Niger : refonte administrative pour renforcer la lutte antiterroriste
Niger : refonte administrative pour renforcer la lutte antiterroriste
Depuis son accession au pouvoir en juillet 2023, le général Abdourahamane Tiani mène une lutte sans relâche contre les groupes armés djihadistes qui menacent la stabilité du Niger. Pour consolider cette stratégie, son gouvernement envisage une réorganisation majeure de la carte administrative du pays. Le ministère de l’Intérieur, dirigé par le général Mohamed Toumba, a dévoilé un projet ambitieux : porter le nombre de régions de 8 à 19 et celui des départements de 63 à 82. Présenté aux conseillers du Conseil consultatif de la Refondation (CCR) par Abdoulkader Hama, directeur général de l’Administration territoriale, ce texte s’inscrit dans la dynamique de refondation nationale impulsée par le régime.
Un redécoupage territorial pour mieux couvrir les zones sensibles
L’idée centrale de cette réforme est de fragmenter les grandes régions actuelles pour densifier la présence de l’État. Ainsi, les régions de Maradi, Zinder et Tahoua seraient divisées en trois entités chacune, tandis que Tillabéri, Agadez et Diffa seraient scindées en deux. La capitale, Niamey, serait recentrée autour de deux départements. Parallèlement, le nombre de communes passerait à 255, afin de rapprocher les services publics des populations et de renforcer le contrôle territorial.
Cette restructuration s’appuie sur un constat : les zones en proie aux violences djihadistes, comme la bande des trois frontières où opère l’État islamique au Sahel, ou encore le bassin du Lac Tchad ciblé par Boko Haram et l’ISWAP, nécessitent une administration plus réactive. Mohamed Toumba avait d’ailleurs évoqué cette solution dès avril 2026, lors d’une intervention télévisée, soulignant que « un maillage administratif élargi faciliterait le déploiement des forces de défense et de sécurité ».
Des critiques émergent face à la nouvelle organisation territoriale
Malgré l’objectif affiché de mieux répondre aux besoins locaux, le projet suscite des résistances dans plusieurs zones.
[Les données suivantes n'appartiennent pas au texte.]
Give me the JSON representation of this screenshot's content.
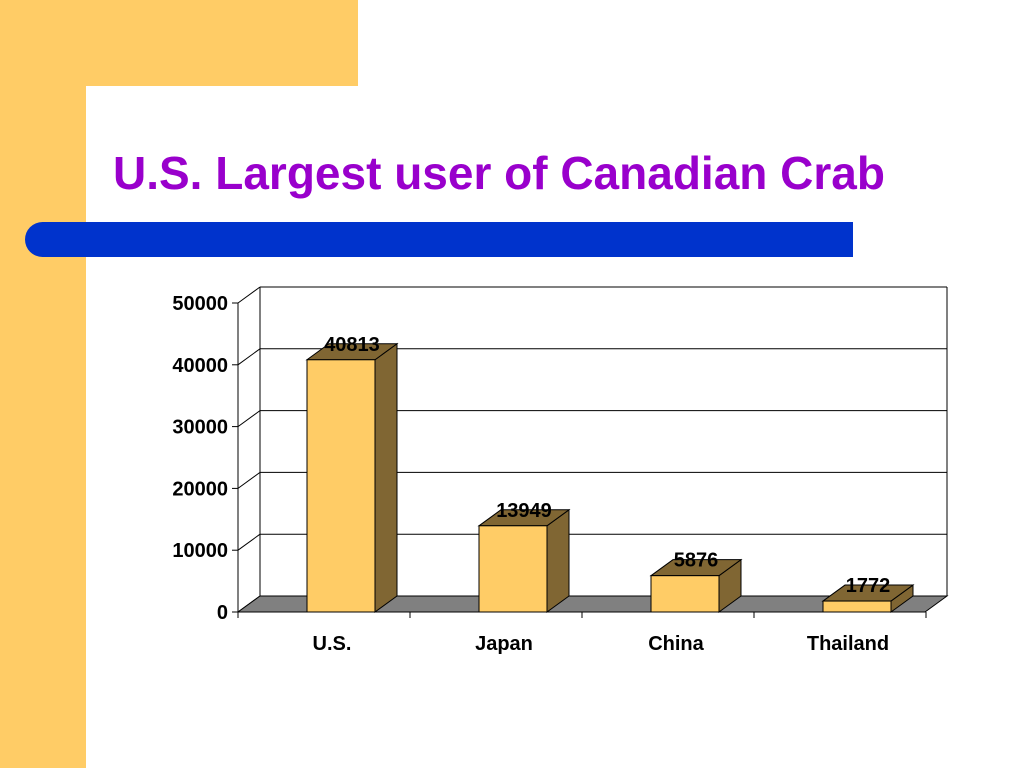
{
  "slide": {
    "title": "U.S. Largest user of Canadian Crab",
    "colors": {
      "background_band": "#ffcc66",
      "title": "#9900cc",
      "accent_bar": "#0033cc",
      "bar_front": "#ffcc66",
      "bar_side": "#806633",
      "floor": "#808080"
    }
  },
  "chart_data": {
    "type": "bar",
    "categories": [
      "U.S.",
      "Japan",
      "China",
      "Thailand"
    ],
    "values": [
      40813,
      13949,
      5876,
      1772
    ],
    "data_labels": [
      "40813",
      "13949",
      "5876",
      "1772"
    ],
    "ylim": [
      0,
      50000
    ],
    "yticks": [
      0,
      10000,
      20000,
      30000,
      40000,
      50000
    ],
    "ytick_labels": [
      "0",
      "10000",
      "20000",
      "30000",
      "40000",
      "50000"
    ],
    "grid": true,
    "legend": "none",
    "style": "3d-column"
  }
}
À l’Est, la création d’une région nommée Komadougou avec Diffa pour chef-lieu est contestée par les habitants de Nguigmi. Ils dénoncent à la fois le fait que leur département ne devienne pas une région autonome et le choix de cette appellation, jugée peu représentative de la réalité géographique du Lac Tchad. Dans l’Ouest, des représentants du département de Say s’inquiètent : la nouvelle configuration administrative éloignerait certains citoyens de leur chef-lieu régional, à l’encontre du discours officiel prônant une meilleure proximité.
Autre point de friction : le coût financier de cette réforme n’a pas encore été précisé. La création de nouveaux gouvernorats, d’infrastructures dédiées et les frais liés aux nominations administratives restent à évaluer. Le texte, encore en phase de proposition, devra subir des ajustements après les consultations du CCR avant d’être définitivement adopté par les autorités de transition.